The initial estimates show that the rising import bill might push the current account to more than $20 billion in the FY22. Trade deficit had reached an all-time high of $37.7bn in FY18. However, the government measures led to a drop to $31.8bn in FY19 and $23.183bn in FY20. The trend reversed and trade deficit was recorded at $30.796bn in FY21.
The trade gap has been widening since December last year, mainly led by exponential growth in imports and comparatively slow growth in exports.
The import bill in August rose by 89.9pc to $6.31 billion against $3.32 billion over the corresponding month of last year. On the month-on-month basis, the import bill increased by 12.7pc.
In the last fiscal year (FY21), the import bill surged by 25.8pc to $56.091 billion from $44.574 billion the previous year.

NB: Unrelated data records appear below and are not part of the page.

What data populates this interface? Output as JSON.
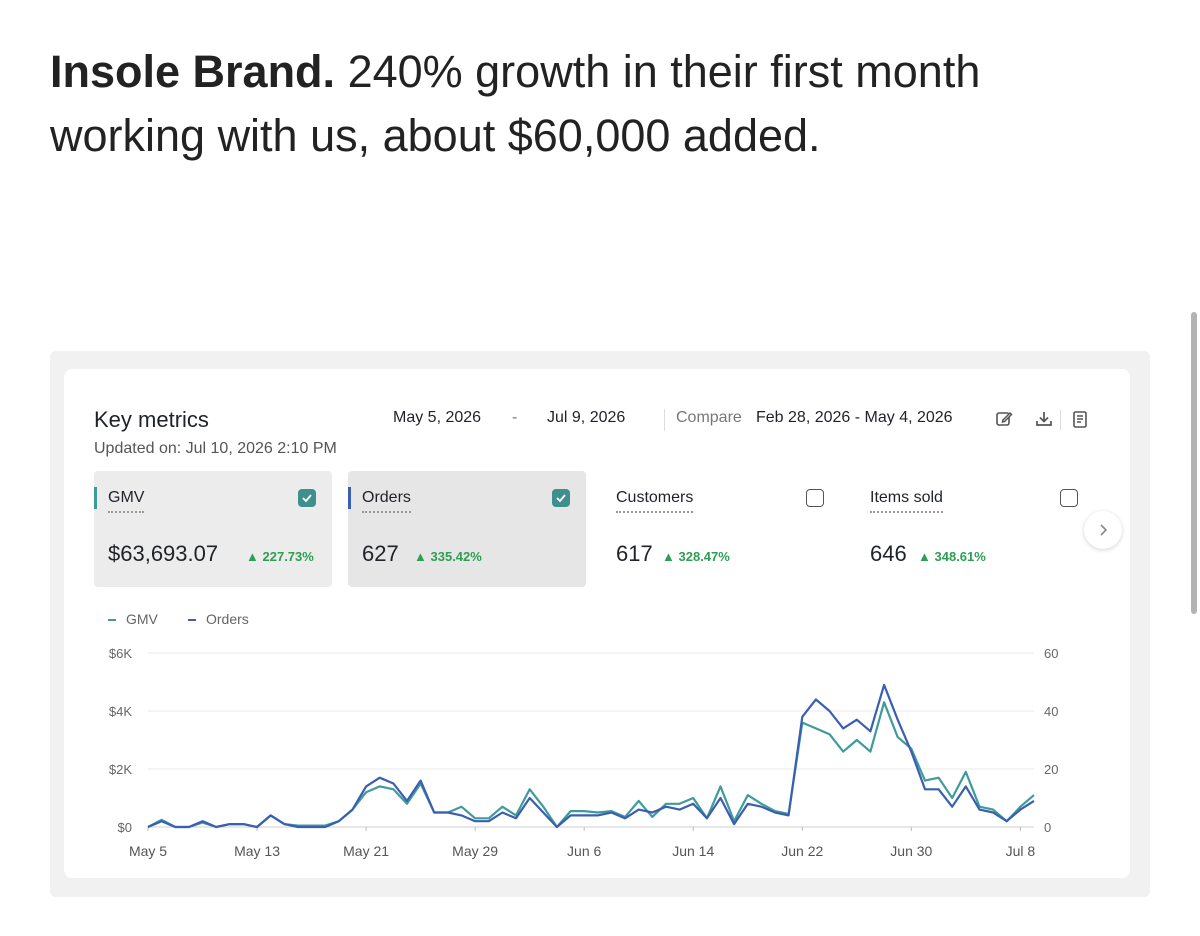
{
  "headline": {
    "brand": "Insole Brand.",
    "text": " 240% growth in their first month working with us, about $60,000 added."
  },
  "key_metrics": {
    "title": "Key metrics",
    "updated": "Updated on: Jul 10, 2026 2:10 PM",
    "date_start": "May 5, 2026",
    "date_separator": "-",
    "date_end": "Jul 9, 2026",
    "compare_label": "Compare",
    "compare_range": "Feb 28, 2026 - May 4, 2026",
    "icons": [
      "edit-icon",
      "download-icon",
      "report-icon"
    ]
  },
  "cards": [
    {
      "label": "GMV",
      "value": "$63,693.07",
      "delta": "227.73%",
      "checked": true
    },
    {
      "label": "Orders",
      "value": "627",
      "delta": "335.42%",
      "checked": true
    },
    {
      "label": "Customers",
      "value": "617",
      "delta": "328.47%",
      "checked": false
    },
    {
      "label": "Items sold",
      "value": "646",
      "delta": "348.61%",
      "checked": false
    }
  ],
  "colors": {
    "gmv": "#3f9b9b",
    "orders": "#3a5fb0",
    "positive": "#2e9e54"
  },
  "chart_data": {
    "type": "line",
    "x_tick_labels": [
      "May 5",
      "May 13",
      "May 21",
      "May 29",
      "Jun 6",
      "Jun 14",
      "Jun 22",
      "Jun 30",
      "Jul 8"
    ],
    "y_left_ticks": [
      "$0",
      "$2K",
      "$4K",
      "$6K"
    ],
    "y_right_ticks": [
      "0",
      "20",
      "40",
      "60"
    ],
    "y_left_range": [
      0,
      6000
    ],
    "y_right_range": [
      0,
      60
    ],
    "grid": true,
    "legend_position": "top-left",
    "series": [
      {
        "name": "GMV",
        "axis": "left",
        "color": "#3f9b9b",
        "values": [
          0,
          250,
          0,
          0,
          150,
          0,
          100,
          100,
          0,
          400,
          100,
          50,
          50,
          50,
          200,
          600,
          1200,
          1400,
          1300,
          800,
          1500,
          500,
          500,
          700,
          300,
          300,
          700,
          400,
          1300,
          700,
          0,
          550,
          550,
          500,
          550,
          350,
          900,
          350,
          800,
          800,
          1000,
          300,
          1400,
          200,
          1100,
          800,
          550,
          450,
          3600,
          3400,
          3200,
          2600,
          3000,
          2600,
          4300,
          3100,
          2700,
          1600,
          1700,
          1000,
          1900,
          700,
          600,
          200,
          700,
          1100
        ]
      },
      {
        "name": "Orders",
        "axis": "right",
        "color": "#3a5fb0",
        "values": [
          0,
          2,
          0,
          0,
          2,
          0,
          1,
          1,
          0,
          4,
          1,
          0,
          0,
          0,
          2,
          6,
          14,
          17,
          15,
          9,
          16,
          5,
          5,
          4,
          2,
          2,
          5,
          3,
          10,
          5,
          0,
          4,
          4,
          4,
          5,
          3,
          6,
          5,
          7,
          6,
          8,
          3,
          10,
          1,
          8,
          7,
          5,
          4,
          38,
          44,
          40,
          34,
          37,
          33,
          49,
          37,
          26,
          13,
          13,
          7,
          14,
          6,
          5,
          2,
          6,
          9
        ]
      }
    ]
  }
}
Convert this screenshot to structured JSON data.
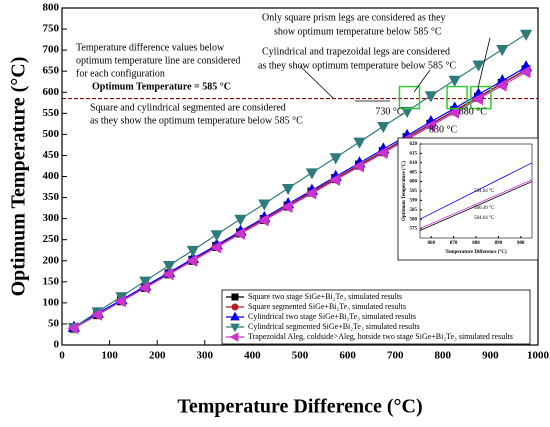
{
  "chart_data": [
    {
      "type": "line",
      "x_label": "Temperature Difference (°C)",
      "y_label": "Optimum Temperature (°C)",
      "x": [
        25,
        75,
        125,
        175,
        225,
        275,
        325,
        375,
        425,
        475,
        525,
        575,
        625,
        675,
        725,
        775,
        825,
        875,
        925,
        975
      ],
      "series": [
        {
          "name": "Square two stage SiGe+Bi₂Te₃ simulated results",
          "color": "#000000",
          "marker": "square",
          "values": [
            40,
            72,
            105,
            137,
            169,
            201,
            234,
            266,
            298,
            330,
            363,
            395,
            427,
            459,
            492,
            524,
            556,
            588,
            621,
            653
          ]
        },
        {
          "name": "Square segmented SiGe+Bi₂Te₃ simulated results",
          "color": "#b22222",
          "marker": "circle",
          "values": [
            41,
            73,
            106,
            138,
            170,
            202,
            235,
            267,
            299,
            331,
            364,
            396,
            428,
            460,
            493,
            525,
            557,
            589,
            622,
            654
          ]
        },
        {
          "name": "Cylindrical two stage SiGe+Bi₂Te₃ simulated results",
          "color": "#0000ee",
          "marker": "triangle-up",
          "values": [
            42,
            75,
            107,
            140,
            172,
            205,
            237,
            270,
            302,
            335,
            367,
            400,
            432,
            465,
            497,
            530,
            562,
            595,
            627,
            660
          ]
        },
        {
          "name": "Cylindrical segmented SiGe+Bi₂Te₃ simulated results",
          "color": "#2e7b7b",
          "marker": "triangle-down",
          "values": [
            42,
            79,
            115,
            152,
            189,
            225,
            262,
            299,
            335,
            372,
            409,
            445,
            482,
            519,
            555,
            592,
            629,
            665,
            702,
            738
          ]
        },
        {
          "name": "Trapezoidal Aleg, coldside>Aleg, hotside two stage SiGe+Bi₂Te₃ simulated results",
          "color": "#cc33cc",
          "marker": "triangle-left",
          "values": [
            40,
            72,
            104,
            136,
            168,
            200,
            232,
            264,
            296,
            328,
            360,
            392,
            424,
            456,
            488,
            520,
            552,
            584,
            616,
            648
          ]
        }
      ],
      "xlim": [
        0,
        1000
      ],
      "xticks": [
        0,
        100,
        200,
        300,
        400,
        500,
        600,
        700,
        800,
        900,
        1000
      ],
      "ylim": [
        0,
        800
      ],
      "yticks": [
        0,
        50,
        100,
        150,
        200,
        250,
        300,
        350,
        400,
        450,
        500,
        550,
        600,
        650,
        700,
        750,
        800
      ],
      "reference_line": {
        "value": 585,
        "color": "#8b0000"
      },
      "highlights": [
        {
          "value": 730,
          "label": "730 °C"
        },
        {
          "value": 830,
          "label": "830 °C"
        },
        {
          "value": 880,
          "label": "880 °C"
        }
      ],
      "legend": "lower right",
      "annotations": [
        "Only square prism legs are considered as they",
        "show optimum temperature below 585 °C",
        "Cylindrical and trapezoidal legs are considered",
        "as they show optimum temperature below 585 °C",
        "Temperature difference values below",
        "optimum temperature line are considered",
        "for each configuration",
        "Optimum Temperature = 585 °C",
        "Square and cylindrical segmented are considered",
        "as they show the optimum temperature below 585 °C"
      ]
    },
    {
      "type": "line",
      "x_label": "Temperature Difference (°C)",
      "y_label": "Optimum Temperature (°C)",
      "x": [
        855,
        905
      ],
      "series": [
        {
          "color": "#0000ee",
          "values": [
            580,
            610
          ]
        },
        {
          "color": "#cc33cc",
          "values": [
            575,
            601
          ]
        },
        {
          "color": "#000000",
          "values": [
            574,
            600
          ]
        }
      ],
      "xlim": [
        855,
        905
      ],
      "xticks": [
        860,
        870,
        880,
        890,
        900
      ],
      "ylim": [
        570,
        620
      ],
      "yticks": [
        575,
        580,
        585,
        590,
        595,
        600,
        605,
        610,
        615,
        620
      ],
      "annotations": [
        "584.64 °C",
        "586.30 °C",
        "584.64 °C"
      ]
    }
  ]
}
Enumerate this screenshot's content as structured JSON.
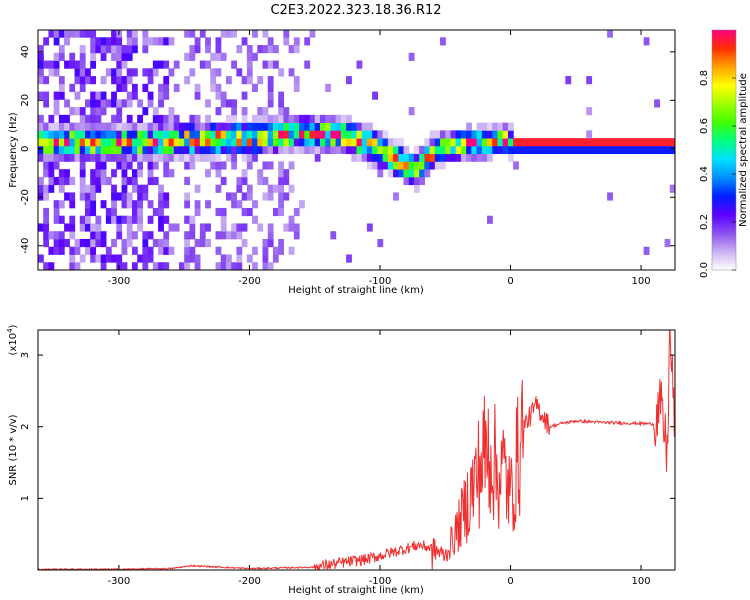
{
  "title": "C2E3.2022.323.18.36.R12",
  "chart_data": [
    {
      "type": "heatmap",
      "xlabel": "Height of straight line (km)",
      "ylabel": "Frequency (Hz)",
      "xlim": [
        -362,
        126
      ],
      "ylim": [
        -50,
        49
      ],
      "xticks": [
        -300,
        -200,
        -100,
        0,
        100
      ],
      "yticks": [
        -40,
        -20,
        0,
        20,
        40
      ],
      "colorbar": {
        "label": "Normalized spectral amplitude",
        "range": [
          0.0,
          1.0
        ],
        "ticks": [
          0.0,
          0.2,
          0.4,
          0.6,
          0.8
        ],
        "colors": [
          "#ffffff",
          "#cbb2f3",
          "#8a4ff0",
          "#5a00ff",
          "#0020ff",
          "#0090ff",
          "#00e0ff",
          "#00ff80",
          "#40ff00",
          "#a0ff00",
          "#ffff00",
          "#ffa000",
          "#ff3000",
          "#ff0080"
        ]
      },
      "ridge": [
        {
          "x": -290,
          "y": 1
        },
        {
          "x": -250,
          "y": 2
        },
        {
          "x": -200,
          "y": 3
        },
        {
          "x": -160,
          "y": 5
        },
        {
          "x": -130,
          "y": 4
        },
        {
          "x": -110,
          "y": 0
        },
        {
          "x": -90,
          "y": -6
        },
        {
          "x": -75,
          "y": -11
        },
        {
          "x": -60,
          "y": -2
        },
        {
          "x": -40,
          "y": 0
        },
        {
          "x": -20,
          "y": 1
        },
        {
          "x": -5,
          "y": 2
        },
        {
          "x": 0,
          "y": 0
        },
        {
          "x": 126,
          "y": 0
        }
      ]
    },
    {
      "type": "line",
      "xlabel": "Height of straight line (km)",
      "ylabel": "SNR (10 * v/v)",
      "yunit_label": "(x10",
      "yunit_exp": "4",
      "yunit_close": ")",
      "xlim": [
        -362,
        126
      ],
      "ylim": [
        0,
        3.35
      ],
      "xticks": [
        -300,
        -200,
        -100,
        0,
        100
      ],
      "yticks": [
        1,
        2,
        3
      ],
      "color": "#ee3030",
      "x": [
        -362,
        -300,
        -260,
        -245,
        -200,
        -150,
        -130,
        -110,
        -90,
        -70,
        -60,
        -50,
        -40,
        -30,
        -20,
        -15,
        -10,
        -5,
        0,
        5,
        10,
        20,
        30,
        40,
        50,
        70,
        90,
        110,
        115,
        120,
        122,
        126
      ],
      "y": [
        0.01,
        0.01,
        0.02,
        0.06,
        0.02,
        0.04,
        0.1,
        0.15,
        0.25,
        0.35,
        0.3,
        0.2,
        0.6,
        1.1,
        1.6,
        1.7,
        1.3,
        1.4,
        1.0,
        1.5,
        2.0,
        2.3,
        2.0,
        2.05,
        2.08,
        2.06,
        2.05,
        2.04,
        2.3,
        1.6,
        3.3,
        2.0
      ]
    }
  ]
}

Adviser on Commerce and Investment Abdul Razak Dawood said maximum imports comprised raw materials and capital goods because industries were working on full capacity.
The government has carried out maximum tariff rationalisation on raw materials and capital goods during the past two years to spur industrialisation in the country. “This will be the game changer,” the adviser said, adding that this was the silent revolution in the country’s history because of cheaper imports.
Mr Dawood said that as per the State Bank of Pakistan’s statistics around 628 businesses had acquired concessionary bank loans worth Rs435.7bn for setting up new businesses and/or expanding their existing production lines in Pakistan under the Temporary Economic Refinance Facility.
He said imports were made on the import of machinery related to textiles, leather, chemicals, etc. He said imports of machinery were being made of several products. “This is a positive sign for the economy,” he said.
The adviser said the oil prices also increased substantially, which pushed up import bill because of high demand for energy in the domestic market. He said the government had a backup plan to sustain the pressure on external side.
The average monthly exports had stagnated at around $2.2 billion for the past few years. An announcement by the commerce ministry said that growth in exports was affected by shipments’ delays due to heavy rains. The exports for August are short by $143 million of the monthly target of $2.4 billion, it said.
“I urge the exporters to double their efforts to market their exports in order to achieve our target,” Mr Dawood said in a Twitter message.
The increase in import bill also helped the Federal Board of Revenue (FBR) to post substantial growth in revenue collection on import stage. It is clear from a robust growth of 67pc posted in customs collection alone in August from a year ago.
The FBR also collects sales tax and withholding tax at import stage, which gained hefty growth mainly because of rising imports.
Exports posted a growth year-on-year by 42.5pc to $2.25 billion in August against $1.58 billion over the corresponding month of last year.